When it came time to work, Allen didn’t stand on ceremony. Moving briskly along — the shoot took just 35 days over seven weeks — he’d frequently tell the actors to use their own words, to “make it more natural.” And, says Stoll, “for the big group scenes, he’d figure out the traffic patterns, but then he’d want it to be messy. That was his most common direction: ‘Make it messier, make it more like life.’ ”

Through it all, Wilson was just about the only actor on the set who knew everything about how the two halves of the movie — the period scenes that were shot first, followed by the contemporary section — fit together.

Allen and Wilson may have made for unlikely collaborators, but, says Cotillard, “Woody Allen in a way found in Owen his kind of spiritual son. It was like it was meant to be. Owen fits so perfectly in Woody’s universe, it was really organic and made total sense.”

And any doubts that audiences wouldn’t get the movie’s conceits began to melt away as soon as Midnight was unveiled as the opening-night film of the Cannes Film Festival in May. By then, Sony Pictures Classics already had acquired North American rights and quickly moved to open the film to take advantage of the momentum. It’s been playing in theaters, entertaining audiences, ever since.

Cut to the present: “It’s always nice,” Allen, who resolutely maintains his distance from all the awards hoopla that now surrounds the film, says of its rapturous reception. “I make them for the fun of making them. I work at a comparatively low budget and make the films for my own enjoyment and hope that other people like them, and so it’s always nice when they do. And in this case, people have embraced the movie. I must say, I’m now well beyond it. I’ve finished another movie already, and I’m preparing a movie for next summer. So for me, Midnight in Paris was something I did a few years ago. But nothing pleases me more than knowing people have gotten pleasure out of it. That’s always a nice bonus.”


ECHOES OF EARLIER ALLEN FILMS: Having directed 43 movies, the prolific filmmaker can be forgiven if he sometimes repeats himself.

Vicky Cristina Barcelona (2008) The tempestuous relationship between artists and their muses — Javier Bardem and Penelope Cruz are a recent example — is a subject to which Allen has repeatedly returned.

Everyone Says I Love You (1996) Allen and Goldie Hawn dance together along the banks of the Seine in this casual musical — the first time the director shot part of one of his features in Paris.

The Purple Rose of Cairo (1985) Blending fantasy and comedy has resulted in some of Allen’s most heartfelt work.

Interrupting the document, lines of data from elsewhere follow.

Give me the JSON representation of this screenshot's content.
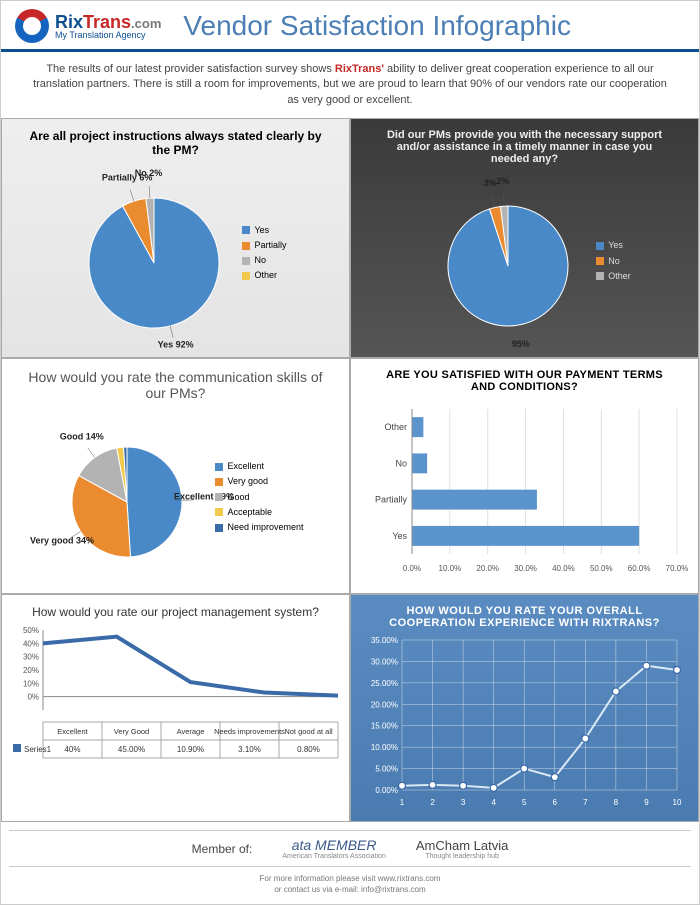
{
  "header": {
    "brand_rix": "Rix",
    "brand_trans": "Trans",
    "brand_com": ".com",
    "tagline": "My Translation Agency",
    "title": "Vendor Satisfaction Infographic"
  },
  "intro": {
    "pre": "The results of our latest provider satisfaction survey shows ",
    "highlight": "RixTrans'",
    "post": " ability to deliver great cooperation experience to all our translation partners. There is still a room for improvements, but we are proud to learn that 90% of our vendors rate our cooperation as very good or excellent."
  },
  "chart1": {
    "type": "pie",
    "title": "Are all project instructions always stated clearly by the PM?",
    "slices": [
      {
        "label": "Yes",
        "value": 92,
        "color": "#4a89c8",
        "text": "Yes 92%"
      },
      {
        "label": "Partially",
        "value": 6,
        "color": "#e98b2e",
        "text": "Partially 6%"
      },
      {
        "label": "No",
        "value": 2,
        "color": "#b3b3b3",
        "text": "No 2%"
      },
      {
        "label": "Other",
        "value": 0,
        "color": "#f2c94c",
        "text": ""
      }
    ],
    "legend": [
      "Yes",
      "Partially",
      "No",
      "Other"
    ],
    "legend_colors": [
      "#4a89c8",
      "#e98b2e",
      "#b3b3b3",
      "#f2c94c"
    ],
    "title_fontsize": 12,
    "bg": "gray"
  },
  "chart2": {
    "type": "pie",
    "title": "Did our PMs provide you with the necessary support and/or assistance in a timely manner in case you needed any?",
    "slices": [
      {
        "label": "Yes",
        "value": 95,
        "color": "#4a89c8",
        "text": "95%"
      },
      {
        "label": "No",
        "value": 3,
        "color": "#e98b2e",
        "text": "3%"
      },
      {
        "label": "Other",
        "value": 2,
        "color": "#b3b3b3",
        "text": "2%"
      }
    ],
    "legend": [
      "Yes",
      "No",
      "Other"
    ],
    "legend_colors": [
      "#4a89c8",
      "#e98b2e",
      "#b3b3b3"
    ],
    "title_color": "#eee",
    "bg": "dark"
  },
  "chart3": {
    "type": "pie",
    "title": "How would you rate the communication skills of our PMs?",
    "slices": [
      {
        "label": "Excellent",
        "value": 49,
        "color": "#4a89c8",
        "text": "Excellent 49%"
      },
      {
        "label": "Very good",
        "value": 34,
        "color": "#e98b2e",
        "text": "Very good 34%"
      },
      {
        "label": "Good",
        "value": 14,
        "color": "#b3b3b3",
        "text": "Good 14%"
      },
      {
        "label": "Acceptable",
        "value": 2,
        "color": "#f2c94c",
        "text": ""
      },
      {
        "label": "Need improvement",
        "value": 1,
        "color": "#3a6aa8",
        "text": ""
      }
    ],
    "legend": [
      "Excellent",
      "Very good",
      "Good",
      "Acceptable",
      "Need improvement"
    ],
    "legend_colors": [
      "#4a89c8",
      "#e98b2e",
      "#b3b3b3",
      "#f2c94c",
      "#3a6aa8"
    ],
    "bg": "light"
  },
  "chart4": {
    "type": "bar",
    "title": "ARE YOU SATISFIED WITH OUR PAYMENT TERMS AND CONDITIONS?",
    "categories": [
      "Other",
      "No",
      "Partially",
      "Yes"
    ],
    "values": [
      3,
      4,
      33,
      60
    ],
    "bar_color": "#5b93cc",
    "xlim": [
      0,
      70
    ],
    "xtick_step": 10,
    "xtick_fmt": ".0%",
    "grid_color": "#e0e0e0",
    "bg": "light"
  },
  "chart5": {
    "type": "line_with_table",
    "title": "How would you rate our project management system?",
    "categories": [
      "Excellent",
      "Very Good",
      "Average",
      "Needs improvements",
      "Not good at all"
    ],
    "values": [
      40,
      45,
      10.9,
      3.1,
      0.8
    ],
    "display_values": [
      "40%",
      "45.00%",
      "10.90%",
      "3.10%",
      "0.80%"
    ],
    "line_color": "#3a6aa8",
    "ylim": [
      -10,
      50
    ],
    "ytick_step": 10,
    "series_label": "Series1",
    "bg": "light"
  },
  "chart6": {
    "type": "line",
    "title": "HOW WOULD YOU RATE YOUR OVERALL COOPERATION EXPERIENCE WITH RIXTRANS?",
    "x": [
      1,
      2,
      3,
      4,
      5,
      6,
      7,
      8,
      9,
      10
    ],
    "y": [
      1,
      1.2,
      1,
      0.5,
      5,
      3,
      12,
      23,
      29,
      28
    ],
    "line_color": "#dbe8f5",
    "marker_color": "#ffffff",
    "marker_border": "#3a6aa8",
    "ylim": [
      0,
      35
    ],
    "ytick_step": 5,
    "ytick_fmt": ".00%",
    "grid_color": "#cdd9e5",
    "bg": "blue"
  },
  "footer": {
    "member_of": "Member of:",
    "m1": "ata MEMBER",
    "m1_sub": "American Translators Association",
    "m2_a": "Am",
    "m2_b": "Cham",
    "m2_c": " Latvia",
    "m2_sub": "Thought leadership hub",
    "line1": "For more information please visit www.rixtrans.com",
    "line2": "or contact us via e-mail: info@rixtrans.com"
  }
}
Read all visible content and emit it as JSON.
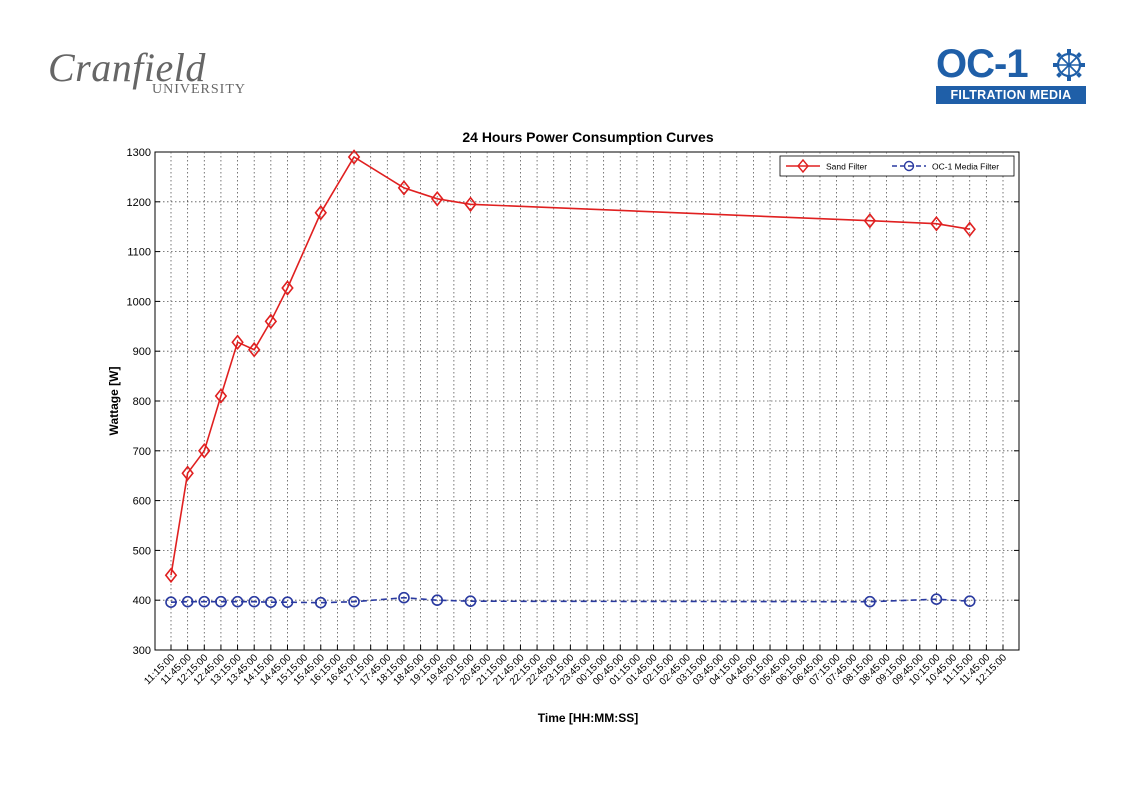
{
  "logos": {
    "cranfield_word": "Cranfield",
    "cranfield_sub": "UNIVERSITY",
    "oc1_word": "OC-1",
    "oc1_sub": "FILTRATION MEDIA"
  },
  "colors": {
    "sand": "#e02020",
    "oc1": "#2a3aa0",
    "brand_blue": "#1f5fa8",
    "grid": "#555555"
  },
  "chart_data": {
    "type": "line",
    "title": "24 Hours Power Consumption Curves",
    "xlabel": "Time [HH:MM:SS]",
    "ylabel": "Wattage [W]",
    "ylim": [
      300,
      1300
    ],
    "yticks": [
      300,
      400,
      500,
      600,
      700,
      800,
      900,
      1000,
      1100,
      1200,
      1300
    ],
    "x_tick_labels": [
      "11:15:00",
      "11:45:00",
      "12:15:00",
      "12:45:00",
      "13:15:00",
      "13:45:00",
      "14:15:00",
      "14:45:00",
      "15:15:00",
      "15:45:00",
      "16:15:00",
      "16:45:00",
      "17:15:00",
      "17:45:00",
      "18:15:00",
      "18:45:00",
      "19:15:00",
      "19:45:00",
      "20:15:00",
      "20:45:00",
      "21:15:00",
      "21:45:00",
      "22:15:00",
      "22:45:00",
      "23:15:00",
      "23:45:00",
      "00:15:00",
      "00:45:00",
      "01:15:00",
      "01:45:00",
      "02:15:00",
      "02:45:00",
      "03:15:00",
      "03:45:00",
      "04:15:00",
      "04:45:00",
      "05:15:00",
      "05:45:00",
      "06:15:00",
      "06:45:00",
      "07:15:00",
      "07:45:00",
      "08:15:00",
      "08:45:00",
      "09:15:00",
      "09:45:00",
      "10:15:00",
      "10:45:00",
      "11:15:00",
      "11:45:00",
      "12:15:00"
    ],
    "grid": true,
    "legend": "top-right",
    "series": [
      {
        "name": "Sand Filter",
        "color": "#e02020",
        "marker": "diamond",
        "line": "solid",
        "points": [
          {
            "x": "11:15:00",
            "y": 450
          },
          {
            "x": "11:45:00",
            "y": 655
          },
          {
            "x": "12:15:00",
            "y": 700
          },
          {
            "x": "12:45:00",
            "y": 810
          },
          {
            "x": "13:15:00",
            "y": 918
          },
          {
            "x": "13:45:00",
            "y": 903
          },
          {
            "x": "14:15:00",
            "y": 960
          },
          {
            "x": "14:45:00",
            "y": 1027
          },
          {
            "x": "15:45:00",
            "y": 1178
          },
          {
            "x": "16:45:00",
            "y": 1290
          },
          {
            "x": "18:15:00",
            "y": 1228
          },
          {
            "x": "19:15:00",
            "y": 1206
          },
          {
            "x": "20:15:00",
            "y": 1195
          },
          {
            "x": "08:15:00",
            "y": 1162
          },
          {
            "x": "10:15:00",
            "y": 1156
          },
          {
            "x": "11:15:00",
            "y": 1145
          }
        ]
      },
      {
        "name": "OC-1 Media Filter",
        "color": "#2a3aa0",
        "marker": "circle",
        "line": "dashed",
        "points": [
          {
            "x": "11:15:00",
            "y": 396
          },
          {
            "x": "11:45:00",
            "y": 397
          },
          {
            "x": "12:15:00",
            "y": 397
          },
          {
            "x": "12:45:00",
            "y": 397
          },
          {
            "x": "13:15:00",
            "y": 397
          },
          {
            "x": "13:45:00",
            "y": 397
          },
          {
            "x": "14:15:00",
            "y": 396
          },
          {
            "x": "14:45:00",
            "y": 396
          },
          {
            "x": "15:45:00",
            "y": 395
          },
          {
            "x": "16:45:00",
            "y": 397
          },
          {
            "x": "18:15:00",
            "y": 405
          },
          {
            "x": "19:15:00",
            "y": 400
          },
          {
            "x": "20:15:00",
            "y": 398
          },
          {
            "x": "08:15:00",
            "y": 397
          },
          {
            "x": "10:15:00",
            "y": 402
          },
          {
            "x": "11:15:00",
            "y": 398
          }
        ]
      }
    ]
  }
}
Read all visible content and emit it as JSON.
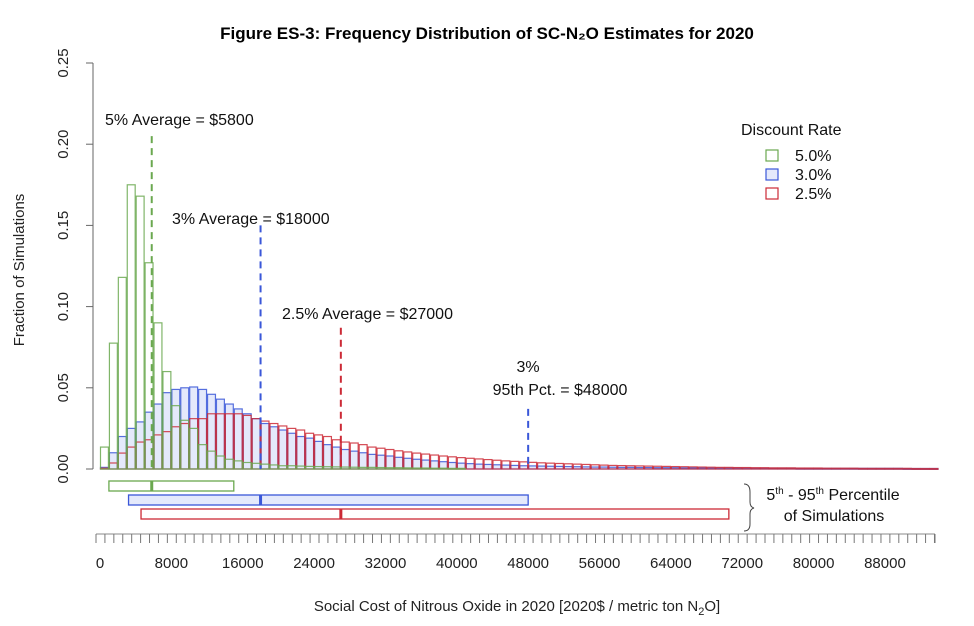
{
  "chart_data": {
    "type": "bar",
    "title": "Figure ES-3: Frequency Distribution of SC-N₂O Estimates for 2020",
    "xlabel": "Social Cost of Nitrous Oxide in 2020 [2020$ / metric ton N",
    "xlabel_sub": "2",
    "xlabel_end": "O]",
    "ylabel": "Fraction of Simulations",
    "xlim": [
      0,
      94000
    ],
    "ylim": [
      0,
      0.25
    ],
    "bin_width": 1000,
    "x_tick_labels": [
      "0",
      "8000",
      "16000",
      "24000",
      "32000",
      "40000",
      "48000",
      "56000",
      "64000",
      "72000",
      "80000",
      "88000"
    ],
    "x_tick_values": [
      0,
      8000,
      16000,
      24000,
      32000,
      40000,
      48000,
      56000,
      64000,
      72000,
      80000,
      88000
    ],
    "y_tick_labels": [
      "0.00",
      "0.05",
      "0.10",
      "0.15",
      "0.20",
      "0.25"
    ],
    "y_tick_values": [
      0,
      0.05,
      0.1,
      0.15,
      0.2,
      0.25
    ],
    "legend": {
      "title": "Discount Rate",
      "position": "top-right",
      "entries": [
        "5.0%",
        "3.0%",
        "2.5%"
      ]
    },
    "series": [
      {
        "name": "5.0%",
        "color": "#6aa84f",
        "fill": "none",
        "values": [
          0.0135,
          0.0775,
          0.118,
          0.175,
          0.168,
          0.127,
          0.09,
          0.06,
          0.039,
          0.03,
          0.025,
          0.015,
          0.011,
          0.008,
          0.006,
          0.005,
          0.004,
          0.0035,
          0.003,
          0.0025,
          0.002,
          0.002,
          0.0018,
          0.0016,
          0.0015,
          0.0014,
          0.0013,
          0.0012,
          0.0011,
          0.001,
          0.001,
          0.0009,
          0.0008,
          0.0008,
          0.0007,
          0.0006,
          0.0006,
          0.0005,
          0.0005,
          0.0004,
          0.0004
        ]
      },
      {
        "name": "3.0%",
        "color": "#3a57d8",
        "fill": "#e4e9fb",
        "values": [
          0.001,
          0.01,
          0.02,
          0.025,
          0.029,
          0.035,
          0.04,
          0.047,
          0.049,
          0.05,
          0.0505,
          0.049,
          0.046,
          0.043,
          0.04,
          0.037,
          0.034,
          0.031,
          0.028,
          0.026,
          0.024,
          0.022,
          0.02,
          0.019,
          0.017,
          0.015,
          0.0135,
          0.012,
          0.011,
          0.01,
          0.009,
          0.0085,
          0.008,
          0.0072,
          0.0066,
          0.006,
          0.0055,
          0.005,
          0.0045,
          0.004,
          0.0036,
          0.0033,
          0.003,
          0.0028,
          0.0026,
          0.0024,
          0.0022,
          0.002,
          0.0019,
          0.0018,
          0.0017,
          0.0016,
          0.0015,
          0.0014,
          0.0013,
          0.0012,
          0.0012,
          0.0011,
          0.001,
          0.001,
          0.0009,
          0.0009,
          0.0008,
          0.0008,
          0.0008,
          0.0007,
          0.0007,
          0.0007,
          0.0006,
          0.0006,
          0.0006,
          0.0006,
          0.0005,
          0.0005,
          0.0005,
          0.0005,
          0.0005,
          0.0005,
          0.0004,
          0.0004,
          0.0004,
          0.0004,
          0.0004,
          0.0004,
          0.0004,
          0.0004,
          0.0004,
          0.0004,
          0.0004,
          0.0004,
          0.0003,
          0.0003,
          0.0003,
          0.0003
        ]
      },
      {
        "name": "2.5%",
        "color": "#cc2a36",
        "fill": "none",
        "values": [
          0.0005,
          0.0037,
          0.0098,
          0.0135,
          0.0166,
          0.018,
          0.021,
          0.023,
          0.026,
          0.028,
          0.031,
          0.031,
          0.034,
          0.034,
          0.034,
          0.034,
          0.033,
          0.031,
          0.0295,
          0.028,
          0.0265,
          0.025,
          0.024,
          0.022,
          0.021,
          0.02,
          0.018,
          0.0166,
          0.016,
          0.015,
          0.0135,
          0.0128,
          0.012,
          0.0112,
          0.0105,
          0.0098,
          0.0092,
          0.0086,
          0.008,
          0.0075,
          0.007,
          0.0066,
          0.0062,
          0.0058,
          0.0054,
          0.005,
          0.0047,
          0.0044,
          0.0041,
          0.0038,
          0.0036,
          0.0034,
          0.0032,
          0.003,
          0.0028,
          0.0026,
          0.0024,
          0.0022,
          0.0021,
          0.002,
          0.0019,
          0.0018,
          0.0017,
          0.0016,
          0.0015,
          0.0014,
          0.0013,
          0.0012,
          0.0011,
          0.001,
          0.001,
          0.0009,
          0.0009,
          0.0008,
          0.0008,
          0.0007,
          0.0007,
          0.0007,
          0.0006,
          0.0006,
          0.0006,
          0.0005,
          0.0005,
          0.0005,
          0.0005,
          0.0004,
          0.0004,
          0.0004,
          0.0004,
          0.0004,
          0.0004,
          0.0003,
          0.0003,
          0.0003
        ]
      }
    ],
    "reference_lines": [
      {
        "name": "5% average",
        "x": 5800,
        "top": 0.205,
        "color": "#6aa84f",
        "label": "5% Average = $5800"
      },
      {
        "name": "3% average",
        "x": 18000,
        "top": 0.15,
        "color": "#3a57d8",
        "label": "3% Average = $18000"
      },
      {
        "name": "2.5% average",
        "x": 27000,
        "top": 0.087,
        "color": "#cc2a36",
        "label": "2.5% Average = $27000"
      },
      {
        "name": "3% 95th percentile",
        "x": 48000,
        "top": 0.037,
        "color": "#3a57d8",
        "label_line1": "3%",
        "label_line2": "95th Pct. = $48000"
      }
    ],
    "percentile_ranges": [
      {
        "name": "5.0%",
        "p5": 1000,
        "p95": 15000,
        "mean": 5800,
        "color": "#6aa84f",
        "fill": "#ffffff"
      },
      {
        "name": "3.0%",
        "p5": 3200,
        "p95": 48000,
        "mean": 18000,
        "color": "#3a57d8",
        "fill": "#e4e9fb"
      },
      {
        "name": "2.5%",
        "p5": 4600,
        "p95": 70500,
        "mean": 27000,
        "color": "#cc2a36",
        "fill": "#ffffff"
      }
    ],
    "percentile_label_line1_a": "5",
    "percentile_label_sup1": "th",
    "percentile_label_mid": " - 95",
    "percentile_label_sup2": "th",
    "percentile_label_end": " Percentile",
    "percentile_label_line2": "of Simulations"
  }
}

Here, Jeff Daniels plays a matinee idol who steps out of the screen and into the arms of Mia Farrow.

Annie Hall (1977) Allen loves targeting insufferable know-it-alls, like the guy he and Diane Keaton encounter in a movie line. Michael Sheen’s character gets the same treatment in Midnight.

What’s New Pussycat? (1965) On his first visit to Paris, Allen wrote and c0-starred in this sex comedy. Unhappy with directors Clive Donner and Richard Talmadge, he vowed to direct his future scripts.